Fielding wrote brief, witty and satirical works targeting the corruption of the times. In all he wrote 25 works, the final being Historical Register, in which the Prime Minister, Walpole, appeared as one of the characters and was mercilessly ridiculed. Walpole took his revenge by pushing through Parliament the Licensing Act of 1737, by which all plays had to be approved by the Lord Chamberlain before production. From now on, no scurrilous commentary was permitted and furthermore, all writers were obliged to make sure that villains always came to grief within the text of a play or published poem, hence the origin of the expression 'poetic justice'. With censorship inbuilt into the law, Fielding’s carer as a playwright was over.

As an alternative profession, Fielding took up law and began to read for the bar, while continuing to edit and write for a periodical The Champion. When the author Samuel Richardson published the melodramatic work, Pamela, Fielding was so incensed by its banality and sentimentality, that he wrote a parody, Shamela, which he described as an epic poem, written in prose. The work combined the attributes of a burlesque, a satire and an ironic parody, in which the characters come to life due to their exaggerated eccentricities. In writing Shamela, Fielding had unwittingly created the novel.

Fielding went on to write Joseph Andrews, a more subtle work, which found some favour with the critics and the public. He was encouraged to produce a refined work which he did in the novel The History of Tom Jones, a work which combined all the attributes of what we now know to be the novel form. It is constructed around a romantic plot, with a hero and a heroine, and a gallery of characters, ranging from the lowest guttersnipe to the aptronymic Squire Allworthy. There are quick alternations between romance and comedy, a journey against obstacles in the manner of the ancient sagas, a backdrop of the English countryside and a denouement which brings together all the conflicting strands of the narrative.

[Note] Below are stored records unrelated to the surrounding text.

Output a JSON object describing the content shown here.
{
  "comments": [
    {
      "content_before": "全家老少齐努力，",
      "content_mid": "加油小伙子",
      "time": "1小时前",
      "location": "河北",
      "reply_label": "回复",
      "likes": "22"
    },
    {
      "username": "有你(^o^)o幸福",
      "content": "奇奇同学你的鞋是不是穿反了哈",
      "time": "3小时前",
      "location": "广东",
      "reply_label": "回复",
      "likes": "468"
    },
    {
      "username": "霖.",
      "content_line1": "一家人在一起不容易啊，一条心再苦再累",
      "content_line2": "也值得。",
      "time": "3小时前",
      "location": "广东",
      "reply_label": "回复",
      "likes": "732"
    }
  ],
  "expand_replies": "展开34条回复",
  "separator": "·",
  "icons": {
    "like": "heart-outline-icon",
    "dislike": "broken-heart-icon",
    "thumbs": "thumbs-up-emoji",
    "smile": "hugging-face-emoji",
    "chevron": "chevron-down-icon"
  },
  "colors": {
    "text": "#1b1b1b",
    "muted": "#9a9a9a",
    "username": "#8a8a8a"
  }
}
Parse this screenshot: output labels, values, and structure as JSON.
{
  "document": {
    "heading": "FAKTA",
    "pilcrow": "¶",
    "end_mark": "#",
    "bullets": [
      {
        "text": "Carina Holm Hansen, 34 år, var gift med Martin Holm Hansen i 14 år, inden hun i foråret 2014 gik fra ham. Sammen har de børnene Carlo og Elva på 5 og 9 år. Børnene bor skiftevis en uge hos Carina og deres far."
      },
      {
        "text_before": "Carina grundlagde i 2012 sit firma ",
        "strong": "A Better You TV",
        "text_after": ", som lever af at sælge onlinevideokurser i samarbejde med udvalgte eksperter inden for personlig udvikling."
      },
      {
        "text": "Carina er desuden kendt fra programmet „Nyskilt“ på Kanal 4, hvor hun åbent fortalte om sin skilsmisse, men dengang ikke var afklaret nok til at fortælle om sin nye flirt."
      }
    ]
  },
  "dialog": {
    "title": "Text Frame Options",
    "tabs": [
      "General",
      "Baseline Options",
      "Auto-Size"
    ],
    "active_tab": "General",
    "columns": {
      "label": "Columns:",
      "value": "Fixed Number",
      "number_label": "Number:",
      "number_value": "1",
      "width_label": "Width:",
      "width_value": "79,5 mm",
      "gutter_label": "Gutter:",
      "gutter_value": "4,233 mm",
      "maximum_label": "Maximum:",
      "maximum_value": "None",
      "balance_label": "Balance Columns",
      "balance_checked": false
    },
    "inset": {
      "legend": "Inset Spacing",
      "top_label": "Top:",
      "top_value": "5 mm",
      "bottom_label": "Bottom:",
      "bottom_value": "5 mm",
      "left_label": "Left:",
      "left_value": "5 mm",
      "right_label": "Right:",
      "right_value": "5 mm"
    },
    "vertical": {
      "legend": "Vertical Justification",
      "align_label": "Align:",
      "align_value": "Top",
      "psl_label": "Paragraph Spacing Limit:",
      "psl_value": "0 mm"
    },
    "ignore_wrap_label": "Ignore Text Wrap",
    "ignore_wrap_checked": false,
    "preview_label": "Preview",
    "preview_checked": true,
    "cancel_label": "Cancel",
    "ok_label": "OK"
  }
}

Fielding’s work on his magnum opus was frequently interrupted by legal duties. In 1745, the Jacobite Rebellion, an attempt to overthrow the Hanoverian kings, had almost brought down the established state, and there was constant fear that another uprising was imminent. Fielding was pressed into service on account of his writing skills. He wrote a journal named The True Patriot, and a satirical weekly called The Jacobite's Journal, with an ironical slant. The impact of these publications was so great that the government regularly purchased copies wholesale and liberally distributed them in the London alehouses. From being the satirical opponent of the Prime minister, Fielding had turned to a trusted supporter of the government. He was rewarded by an appointment as justice of the peace for Westminster and Middlesex, with a courthouse in Bow Street.

While in this office, Fielding appointed a band of what he called thief-takers, who became collectively known as the Bow Street Runners, the forerunners of the Peelers and the modern police force. The organisation was immediately effective in the suppression of crime in London. In 1751, Fielding published another novel, Amelia, a sombre work which reflected his depression after the tragic death of his wife, and the work was not popular.

By 1752, Fielding was seriously ill with gout and in 1753, he decided to travel to Bath to take the waters. As this proved ineffective, he was advised to seek the sun, and accordingly travelled to the Continent. He arrived in Lisbon on 7th August 1754, where he found that he could no longer walk and was unable to return home. He died on 8th October 1754 and is buried in the British cemetery at Lisbon. Sir Walter Scott called Fielding the ‘father of the English novel’. Although he was not the first to write in what became known as the novel form, he was the first to establish the theory of the novel, and produce a work in the classic novel mode.